Day 2 - I awoke at the Arenal Observatory Lodge (http://www.arenalobservatorylodge.com/EN/) to make the complementary 8:30am walking tour but 5 mins into the tour, being surrounded by 3 couples making kissey faces to each other, I decided to run away screaming and couldnt do so quick enough. I made my way back to the reception to ask what hard treks they have in store for unknowing touristas like me. So they tell me about the infamous Cerro Chato Volano trekk (sister volano to Arenal) where you can hike to the top of the volcano and see the lagoon in the centre of the dormant beast. After mentioning at least 3 times how difficult it is, I figure, hell I trekked through South East Asia whats a little volcano...man was I dead wrong. Luckily 2 mins
into the trek I meet 3 fellow Canadians Ashleigh, Jessica, and Alana (who's uncle actually owns the entire Observatory lodge). Now I've done some serious hiking but nothing like what we went through. This hike was 1.3 kilometres straight up through mud and sludge through the tropical rain forest that's grown around the volcano while it sits silently dormant waiting for its day to erupt again. After 5 stops, almost passing out at least once and 2 hours later we made it to the top for a view that was well worth the burning legs and knees about to give out. If I hadn't have met the girls I would have totally turned around after 30 minutes.

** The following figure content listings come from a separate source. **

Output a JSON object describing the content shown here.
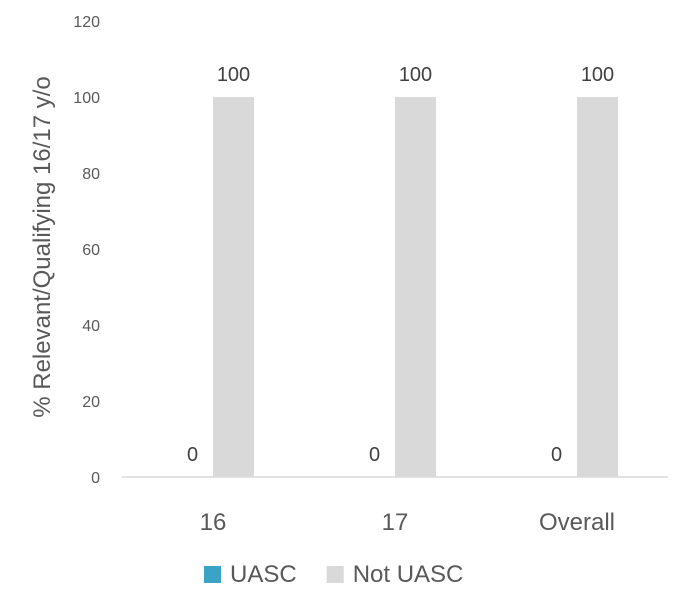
{
  "chart_data": {
    "type": "bar",
    "categories": [
      "16",
      "17",
      "Overall"
    ],
    "series": [
      {
        "name": "UASC",
        "values": [
          0,
          0,
          0
        ],
        "color": "#3BA3C4"
      },
      {
        "name": "Not UASC",
        "values": [
          100,
          100,
          100
        ],
        "color": "#D9D9D9"
      }
    ],
    "ylabel": "% Relevant/Qualifying 16/17 y/o",
    "xlabel": "",
    "ylim": [
      0,
      120
    ],
    "yticks": [
      0,
      20,
      40,
      60,
      80,
      100,
      120
    ],
    "grid": false,
    "legend": "bottom"
  }
}
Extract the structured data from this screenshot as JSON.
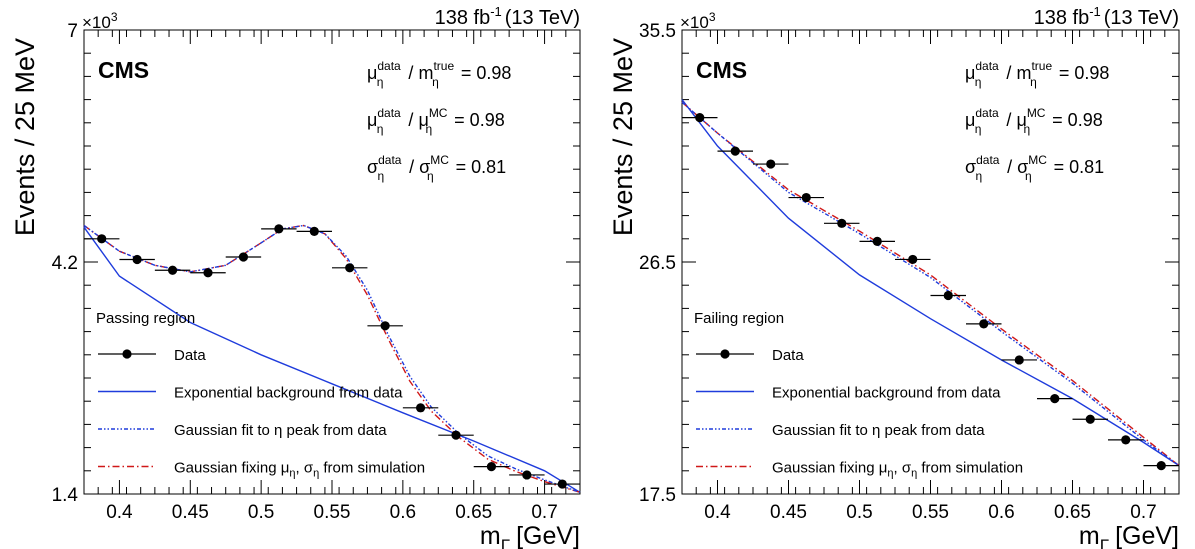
{
  "chart_data": [
    {
      "type": "scatter",
      "luminosity_label": "138 fb",
      "luminosity_sup": "-1",
      "energy_label": "(13 TeV)",
      "experiment": "CMS",
      "ylabel": "Events / 25 MeV",
      "xlabel_main": "m",
      "xlabel_sub": "Γ",
      "xlabel_unit": "[GeV]",
      "y_multiplier_base": "×10",
      "y_multiplier_exp": "3",
      "y_tick_labels": [
        "7",
        "4.2",
        "1.4"
      ],
      "y_tick_values": [
        7.0,
        4.2,
        1.4
      ],
      "x_tick_labels": [
        "0.4",
        "0.45",
        "0.5",
        "0.55",
        "0.6",
        "0.65",
        "0.7"
      ],
      "x_tick_values": [
        0.4,
        0.45,
        0.5,
        0.55,
        0.6,
        0.65,
        0.7
      ],
      "xlim": [
        0.375,
        0.725
      ],
      "ylim": [
        1.4,
        7.0
      ],
      "ratios": [
        {
          "sym": "μ",
          "sub": "η",
          "sup": "data",
          "sym2": "m",
          "sub2": "η",
          "sup2": "true",
          "value": "= 0.98"
        },
        {
          "sym": "μ",
          "sub": "η",
          "sup": "data",
          "sym2": "μ",
          "sub2": "η",
          "sup2": "MC",
          "value": "= 0.98"
        },
        {
          "sym": "σ",
          "sub": "η",
          "sup": "data",
          "sym2": "σ",
          "sub2": "η",
          "sup2": "MC",
          "value": "= 0.81"
        }
      ],
      "region_label": "Passing region",
      "legend": [
        {
          "label": "Data",
          "style": "data"
        },
        {
          "label": "Exponential background from data",
          "style": "solid-blue"
        },
        {
          "label": "Gaussian fit to η peak from data",
          "style": "dashdot-blue"
        },
        {
          "label": "Gaussian fixing μ",
          "sub": "η",
          "label_end": ", σ",
          "sub2": "η",
          "label_tail": " from simulation",
          "style": "dashdot-red"
        }
      ],
      "points": {
        "x": [
          0.3875,
          0.4125,
          0.4375,
          0.4625,
          0.4875,
          0.5125,
          0.5375,
          0.5625,
          0.5875,
          0.6125,
          0.6375,
          0.6625,
          0.6875,
          0.7125
        ],
        "y": [
          4.48,
          4.23,
          4.1,
          4.07,
          4.26,
          4.6,
          4.57,
          4.13,
          3.43,
          2.44,
          2.11,
          1.73,
          1.63,
          1.52
        ],
        "xerr": 0.0125
      },
      "background": {
        "x": [
          0.375,
          0.4,
          0.45,
          0.5,
          0.55,
          0.6,
          0.65,
          0.7,
          0.725
        ],
        "y": [
          4.62,
          4.03,
          3.47,
          3.08,
          2.73,
          2.38,
          2.04,
          1.68,
          1.42
        ]
      },
      "fit_data": {
        "x": [
          0.375,
          0.4,
          0.425,
          0.45,
          0.475,
          0.5,
          0.515,
          0.53,
          0.545,
          0.56,
          0.575,
          0.59,
          0.605,
          0.62,
          0.64,
          0.66,
          0.68,
          0.7,
          0.725
        ],
        "y": [
          4.64,
          4.33,
          4.16,
          4.08,
          4.16,
          4.43,
          4.6,
          4.64,
          4.54,
          4.27,
          3.86,
          3.31,
          2.82,
          2.45,
          2.12,
          1.86,
          1.7,
          1.57,
          1.42
        ]
      },
      "fit_sim": {
        "x": [
          0.375,
          0.4,
          0.425,
          0.45,
          0.475,
          0.5,
          0.515,
          0.53,
          0.545,
          0.56,
          0.575,
          0.59,
          0.605,
          0.62,
          0.64,
          0.66,
          0.68,
          0.7,
          0.725
        ],
        "y": [
          4.64,
          4.33,
          4.16,
          4.08,
          4.16,
          4.43,
          4.6,
          4.64,
          4.54,
          4.24,
          3.8,
          3.26,
          2.76,
          2.4,
          2.08,
          1.82,
          1.67,
          1.55,
          1.42
        ]
      }
    },
    {
      "type": "scatter",
      "luminosity_label": "138 fb",
      "luminosity_sup": "-1",
      "energy_label": "(13 TeV)",
      "experiment": "CMS",
      "ylabel": "Events / 25 MeV",
      "xlabel_main": "m",
      "xlabel_sub": "Γ",
      "xlabel_unit": "[GeV]",
      "y_multiplier_base": "×10",
      "y_multiplier_exp": "3",
      "y_tick_labels": [
        "35.5",
        "26.5",
        "17.5"
      ],
      "y_tick_values": [
        35.5,
        26.5,
        17.5
      ],
      "x_tick_labels": [
        "0.4",
        "0.45",
        "0.5",
        "0.55",
        "0.6",
        "0.65",
        "0.7"
      ],
      "x_tick_values": [
        0.4,
        0.45,
        0.5,
        0.55,
        0.6,
        0.65,
        0.7
      ],
      "xlim": [
        0.375,
        0.725
      ],
      "ylim": [
        17.5,
        35.5
      ],
      "ratios": [
        {
          "sym": "μ",
          "sub": "η",
          "sup": "data",
          "sym2": "m",
          "sub2": "η",
          "sup2": "true",
          "value": "= 0.98"
        },
        {
          "sym": "μ",
          "sub": "η",
          "sup": "data",
          "sym2": "μ",
          "sub2": "η",
          "sup2": "MC",
          "value": "= 0.98"
        },
        {
          "sym": "σ",
          "sub": "η",
          "sup": "data",
          "sym2": "σ",
          "sub2": "η",
          "sup2": "MC",
          "value": "= 0.81"
        }
      ],
      "region_label": "Failing region",
      "legend": [
        {
          "label": "Data",
          "style": "data"
        },
        {
          "label": "Exponential background from data",
          "style": "solid-blue"
        },
        {
          "label": "Gaussian fit to η peak from data",
          "style": "dashdot-blue"
        },
        {
          "label": "Gaussian fixing μ",
          "sub": "η",
          "label_end": ", σ",
          "sub2": "η",
          "label_tail": " from simulation",
          "style": "dashdot-red"
        }
      ],
      "points": {
        "x": [
          0.3875,
          0.4125,
          0.4375,
          0.4625,
          0.4875,
          0.5125,
          0.5375,
          0.5625,
          0.5875,
          0.6125,
          0.6375,
          0.6625,
          0.6875,
          0.7125
        ],
        "y": [
          32.1,
          30.8,
          30.3,
          29.0,
          28.0,
          27.3,
          26.6,
          25.2,
          24.1,
          22.7,
          21.2,
          20.4,
          19.6,
          18.6
        ],
        "xerr": 0.0125
      },
      "background": {
        "x": [
          0.375,
          0.4,
          0.45,
          0.5,
          0.55,
          0.6,
          0.65,
          0.7,
          0.725
        ],
        "y": [
          32.8,
          31.0,
          28.2,
          26.0,
          24.3,
          22.7,
          21.2,
          19.5,
          18.6
        ]
      },
      "fit_data": {
        "x": [
          0.375,
          0.4,
          0.45,
          0.5,
          0.55,
          0.6,
          0.65,
          0.7,
          0.725
        ],
        "y": [
          32.7,
          31.5,
          29.2,
          27.6,
          25.9,
          23.8,
          21.8,
          19.6,
          18.6
        ]
      },
      "fit_sim": {
        "x": [
          0.375,
          0.4,
          0.45,
          0.5,
          0.55,
          0.6,
          0.65,
          0.7,
          0.725
        ],
        "y": [
          32.7,
          31.5,
          29.3,
          27.7,
          26.0,
          23.9,
          21.9,
          19.7,
          18.6
        ]
      }
    }
  ]
}
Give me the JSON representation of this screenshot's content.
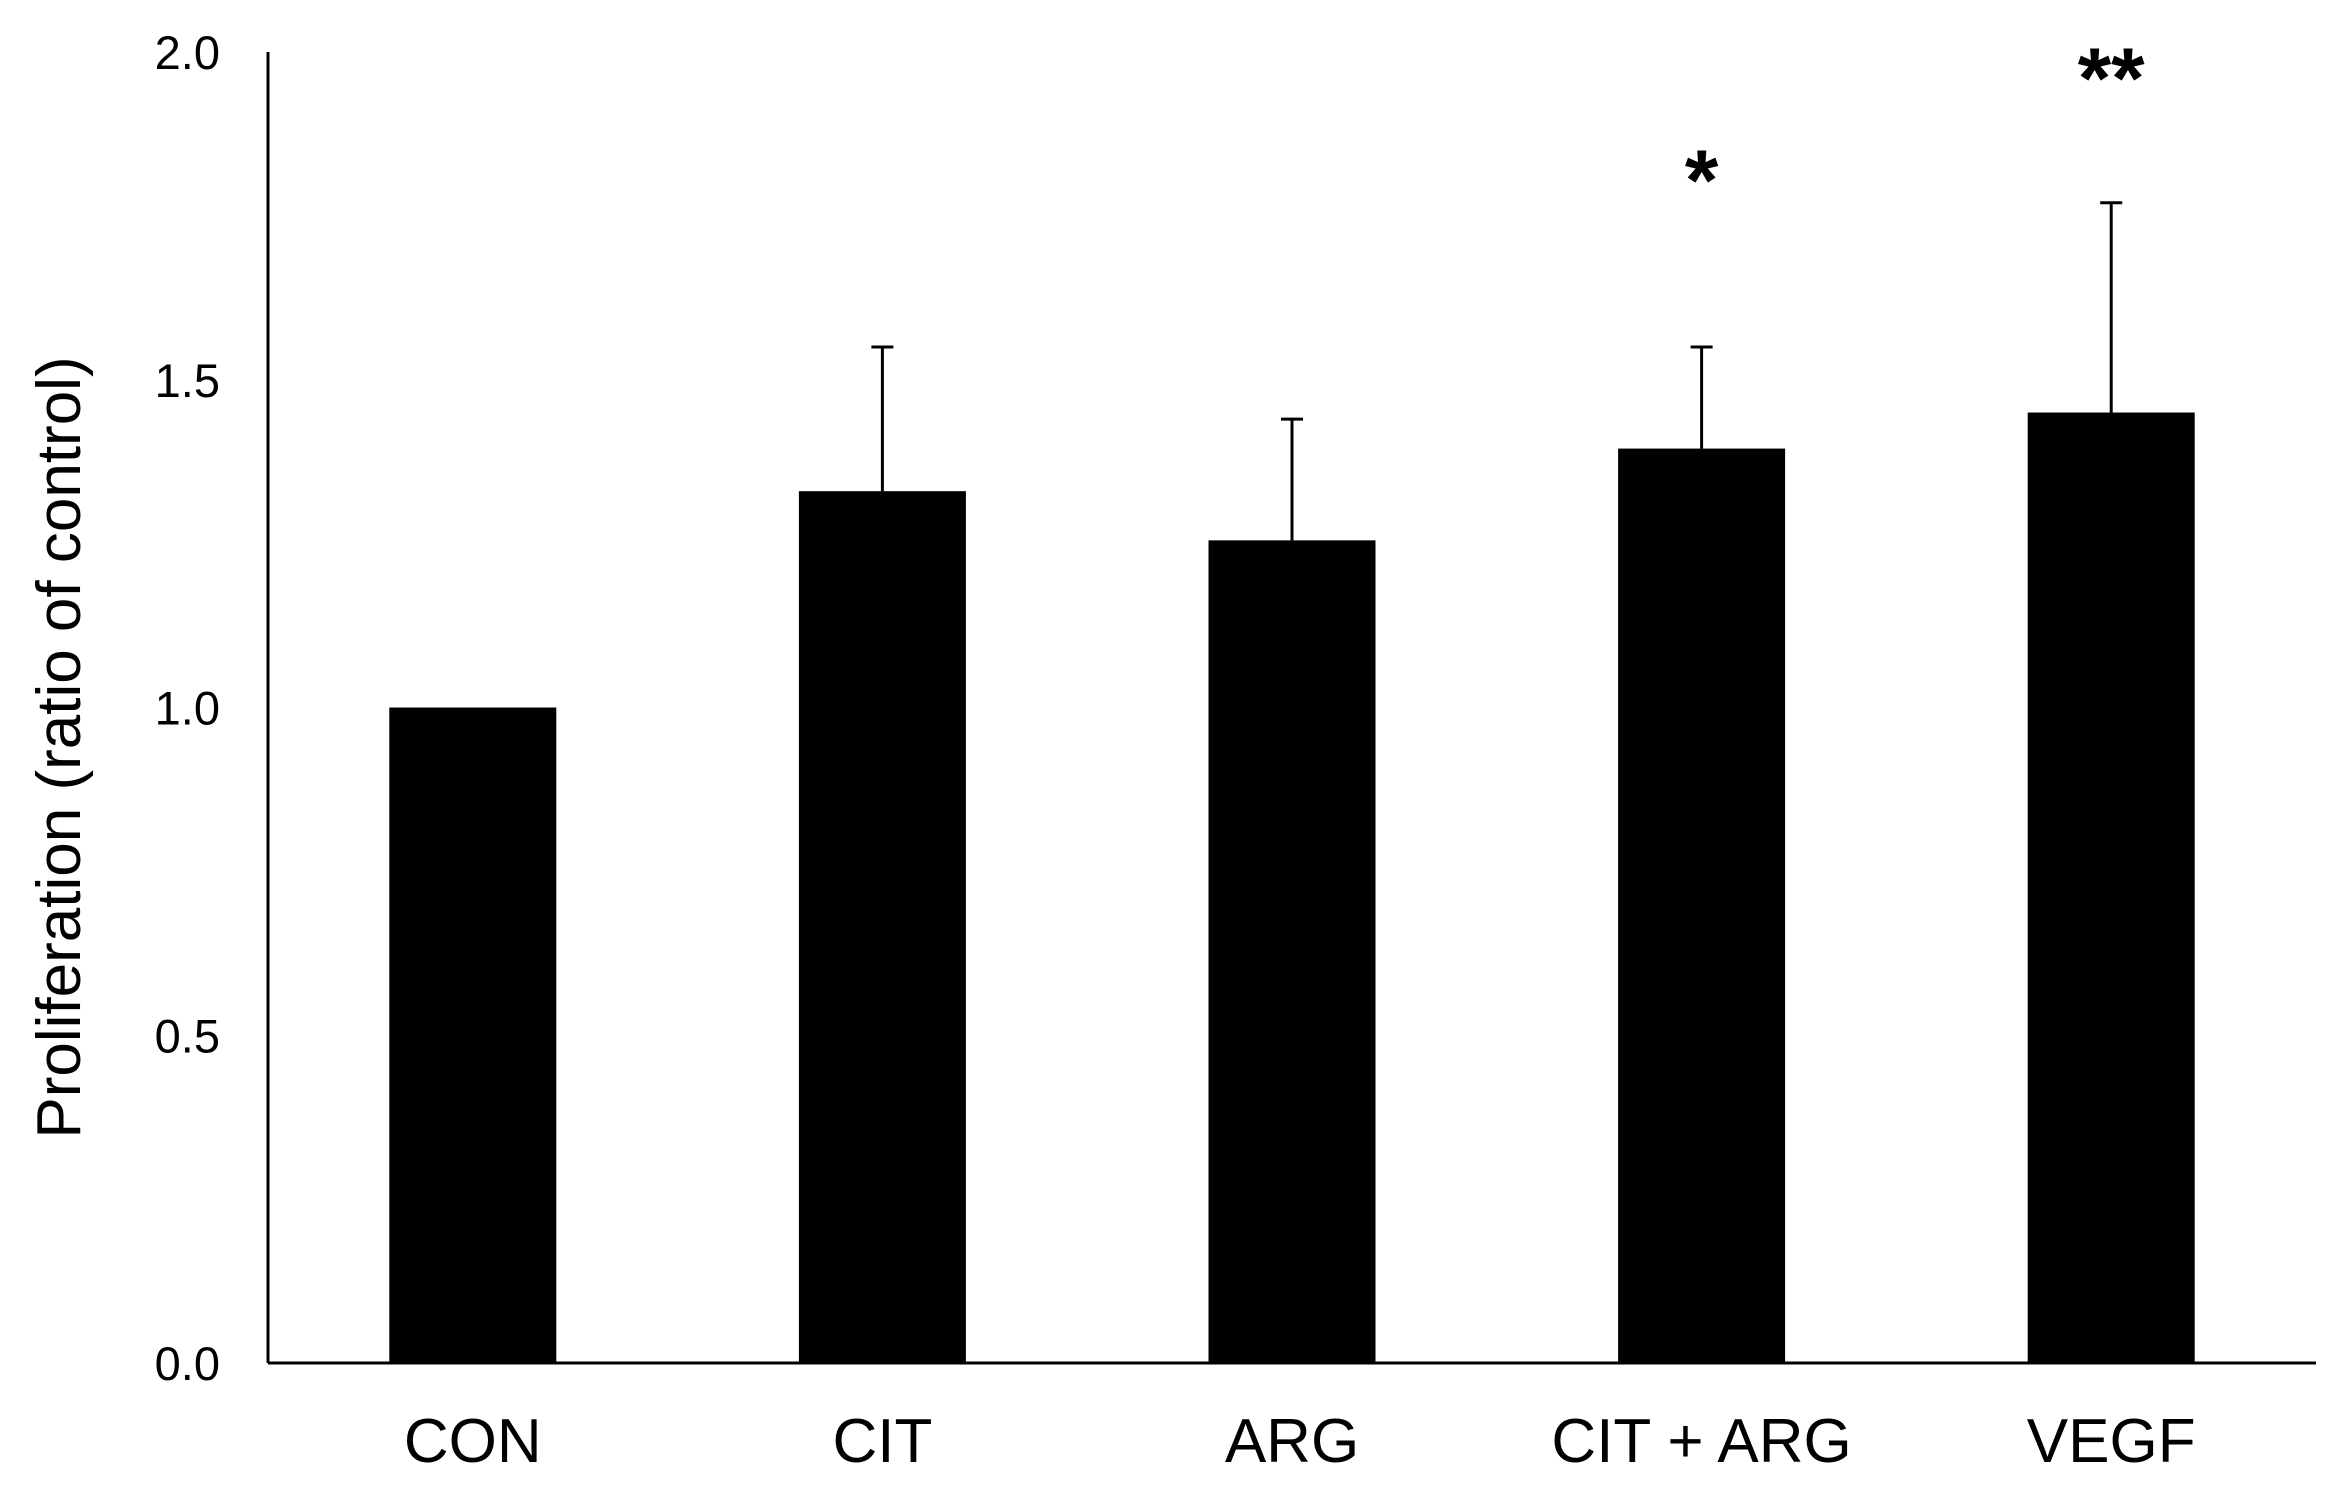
{
  "chart_data": {
    "type": "bar",
    "title": "",
    "xlabel": "",
    "ylabel": "Proliferation (ratio of control)",
    "ylim": [
      0,
      2.0
    ],
    "yticks": [
      "0.0",
      "0.5",
      "1.0",
      "1.5",
      "2.0"
    ],
    "ytick_values": [
      0,
      0.5,
      1.0,
      1.5,
      2.0
    ],
    "categories": [
      "CON",
      "CIT",
      "ARG",
      "CIT + ARG",
      "VEGF"
    ],
    "values": [
      1.0,
      1.33,
      1.255,
      1.395,
      1.45
    ],
    "errors": [
      0,
      0.22,
      0.185,
      0.155,
      0.32
    ],
    "significance": [
      "",
      "",
      "",
      "*",
      "**"
    ],
    "bar_color": "#000000",
    "grid": false,
    "legend": "none"
  }
}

With perfect timing, afternoon torrential rains hit us hard on the way down (little did I know that its their raining season) but there is nothing as refreshing as being complete drenched in warm hard rain washing away the mud, sweat and soothing the many cuts and bruises earned from the trek up Cerro Chata. But if the rain wasn't enough of a reward the completely deserted waterfall on our way back was, which became our own private little afternoon paradise.
That night, barely being able to walk and nursing my old man knees I randomly ran into Julio who was giving Ali, Alma and Jeroen their own tour of the volcano. Together we all spent over an hour simply sitting and watching lava covered boulders fly out from the mouth of Arenal at over 120 kms an hour. And to end off the night we all jumped back into Julios van and drove over to the local natural hot springs. Now these hot springs were actually just under a local bridge servicing the dirt road to and round the volcano to town which was in complete darkness. Our only light source was 2 flashlights and the head lights of random cars lighting up the trees above us as they passed over the bridge. The water was so hot and soothing words cant describe it. After a couple of hours of sliding across concrete road tunnels that the hot river water surged across only to plummet into hot pool after hot pool I slept like a baby being lulled to sleep by the bubbling and popping sounds coming forth from the Volcano throughout the night.
My next stop, Santa Elena
in Monteverde to walk in the cloud forests.
P.S...I hoping to upload the pics at my next stop that will hopefully have a USB port so I can copy them off my cameras. But trust me, they're well worth the wait.